Your field of research is epigenetics, how can you define this discipline of biology for us?
Epigenetics, as its name indicates, is all the information that will be encoded beyond DNA; it is the behavior of cells that is not genetic. All cells in the body have roughly the same DNA, the same sequence, but a skin cell and a nail cell will not be identical. To translate it into simpler words, epigenetics is the costume of the cell! In fact, it is the cell which dresses its DNA, which decorates it with chemical modifications, and this is what allows it to say who it is and what it does.
And what happens when a cell becomes cancerous?
In cancer, this decoration is completely abnormal, it is put in the wrong place, in an aberrant manner while normally the costume is very precise and hyper defined. In fact, cancer cells no longer know exactly how to use their DNA. So we study these changes because what is very interesting here is that these are reversible phenomena! Epigenetics therefore gives us great hope, because it means that we can go back in time and restore the cell to its initial costume. Conversely, when we have a mutation encoded in the DNA, we cannot correct it.
Concretely, how is your research going?
Thanks to the Institut Curie, patients give us samples of their tumor for research. With this data, we will be able to map where the epigenetic modifications are located to, over time, understand how these costumes are changed in response to treatment, for example. This allows us to pose hypotheses to say whether an abnormal phenomenon is happening or not, and above all, to propose solutions to prevent this from happening. Then, using mouse models, or in real patient models, we try to reverse or prevent these modifications from moving, to understand what can increase the response to chemotherapy, or make the cancer less aggressive. , etc.

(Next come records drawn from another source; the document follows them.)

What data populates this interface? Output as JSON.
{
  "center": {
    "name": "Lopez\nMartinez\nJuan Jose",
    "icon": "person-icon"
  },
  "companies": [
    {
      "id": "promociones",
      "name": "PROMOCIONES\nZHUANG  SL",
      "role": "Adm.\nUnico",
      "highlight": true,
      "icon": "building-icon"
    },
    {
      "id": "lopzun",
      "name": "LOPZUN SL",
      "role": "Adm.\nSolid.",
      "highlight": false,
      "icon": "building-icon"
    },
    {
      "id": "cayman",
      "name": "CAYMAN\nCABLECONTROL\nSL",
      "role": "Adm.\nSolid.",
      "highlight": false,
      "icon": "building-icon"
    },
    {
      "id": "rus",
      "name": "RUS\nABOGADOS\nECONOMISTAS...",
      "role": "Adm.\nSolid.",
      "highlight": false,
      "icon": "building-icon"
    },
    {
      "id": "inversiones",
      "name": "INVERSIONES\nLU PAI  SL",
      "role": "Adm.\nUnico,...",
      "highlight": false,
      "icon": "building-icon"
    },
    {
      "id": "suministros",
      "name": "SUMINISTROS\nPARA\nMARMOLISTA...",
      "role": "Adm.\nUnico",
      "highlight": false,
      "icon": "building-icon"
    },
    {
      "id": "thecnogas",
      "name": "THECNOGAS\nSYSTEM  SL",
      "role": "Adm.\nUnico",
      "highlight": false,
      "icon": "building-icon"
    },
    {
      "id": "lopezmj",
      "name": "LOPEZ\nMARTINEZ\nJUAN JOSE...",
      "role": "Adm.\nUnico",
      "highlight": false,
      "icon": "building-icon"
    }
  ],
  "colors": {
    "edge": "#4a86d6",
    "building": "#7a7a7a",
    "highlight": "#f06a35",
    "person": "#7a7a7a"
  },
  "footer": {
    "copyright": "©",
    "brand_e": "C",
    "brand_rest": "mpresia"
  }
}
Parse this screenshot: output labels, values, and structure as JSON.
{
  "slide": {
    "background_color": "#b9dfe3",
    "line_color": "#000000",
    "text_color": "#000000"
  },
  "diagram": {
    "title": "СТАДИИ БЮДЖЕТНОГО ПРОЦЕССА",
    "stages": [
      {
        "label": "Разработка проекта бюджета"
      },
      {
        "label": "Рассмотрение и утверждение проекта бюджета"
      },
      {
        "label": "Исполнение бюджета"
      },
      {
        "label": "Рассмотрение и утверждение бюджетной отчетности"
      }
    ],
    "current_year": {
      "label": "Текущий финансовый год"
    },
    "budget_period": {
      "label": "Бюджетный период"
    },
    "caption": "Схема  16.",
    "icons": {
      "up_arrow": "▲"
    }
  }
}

What are the first results?
We have some ideas on how to prevent a cell from changing its costume, that is to say, we have already identified some epigenetic targets. Today, we are only working on it in animals, in which we are already able to increase survival, but the longer-term idea is to one day hope to find a target that works in humans.
“We are focusing on triple negative breast cancer to identify what we call a therapeutic target”
Do you have any idea how many more years it will take you to achieve this?
It’s difficult to say, we’re talking about several more years, maybe five to ten years before this type of research comes to fruition. But we need major funding support, such as the Bettencourt Schueller Foundation, to carry out this research over the long term.
And what would be the idea: finding a universal drug to treat cancer or rather a molecule adapted to each subtype?
I think that pragmatically, this will rather be adapted to each subtype, to each cancer, because I think it is a bit utopian to think that there is a universal mechanism for all cancers. So we are focusing on triple negative breast cancer to identify what we call a therapeutic target. We will go as far as proof of concept that there is indeed a molecule which can intervene and which could be useful. Once found, we can patent it and hand it over to people who develop drugs.